In recent years, Chinese football was embattled by catchphrases such as ‘fake ball’ and ‘black whistle’, catchphrases which epitomised the public’s lack of faith in Chinese football, but is now in the first stages of a ‘new life’, with the CDIC reporting that CSL attendance rates are the highest in Asia and tenth in the world. Thanks to the CDIC, as inside reporting would have it, China’s loyal, long-suffering fans now have cause for optimism.
But China’s performance at the Asian Cup did not only generate a PR stunt for the Central Disciplinary Inspection Commission. The Central Leading Group for Deepening Reform, a powerful body headed by Xi Jinping has announced that it is deliberating football reforms already approved by the State Council, the starting point for much legislation in China. The reform package is wide-ranging and includes introducing modern commercial structures for football clubs and rebalancing the allocation of both gate receipts and television revenue.
These moves have two motivations: firstly, to reduce the disparity in resources that have led to the top spots in the CSL being a foregone conclusion in recent years, and secondly to prevent a re-emergence of the corruption that blighted the game not long ago. Other reforms include constructing more facilities to support football at professional, amateur and school levels. An expanded football lottery system and a football development fund both aim to make significant improvements to grassroots football, a goal that could have significant long-term benefits for football in China. It is difficult to predict how long it will be before these reforms become reality, but if the government wants to put an end to the national team being the butt of jokes, it will need to act quickly.

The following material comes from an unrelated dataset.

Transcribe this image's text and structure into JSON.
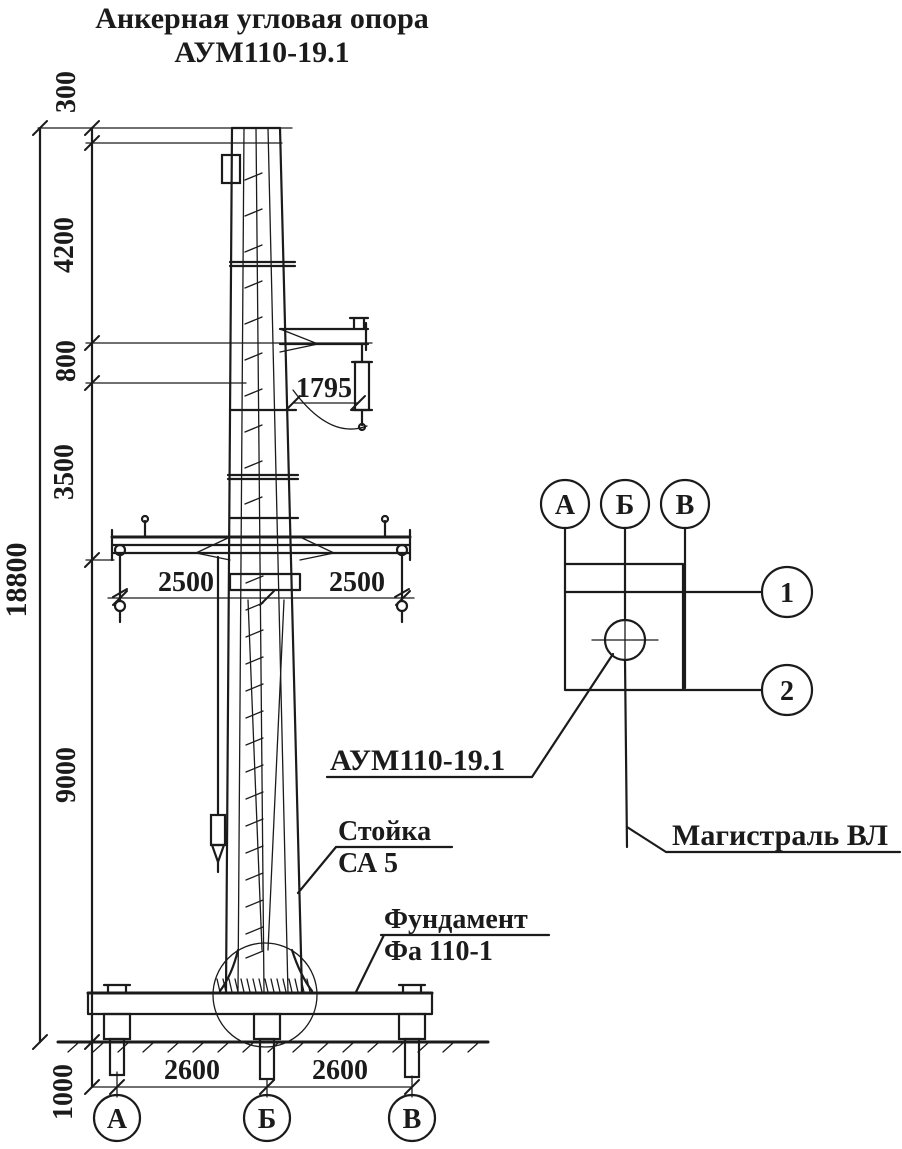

This is not the first time that a wave of promise has swept over Chinese football. 2002 marked China’s maiden World Cup Finals appearance, the China Schools Football program got underway in 2009, and in 2011 Wanda Group Chairman Wang Jianlin committed 480 million RMB to the CSL in sponsorship funding. But these were all false dawns. Now, Guangzhou Evergrande has opened an academy with capacity for 2,300. Evergrande is perhaps a special case: it has abundant financing, including the 1.2 billion RMB invested by Alibaba’s Jack Ma in June 2014, and has also come to be seen as a launchpad for talent to be guided into the national team set-up. If proposed reforms are implemented, it would not stand alone as China’s foremost developer of both grassroots and professional talent. In both the short and long-term, Chinese football could be set for a significantly rosier future.
The CDIC heaped praise on itself for China’s modest successes at the Asian Cup, but it may have a genuinely pivotal role in the progress of Chinese football at all levels. Where previous progress was stymied by endemic corruption in both politics and business, the campaign to clean the country of this sleaze strengthens the odds of the rosier future becoming a reality.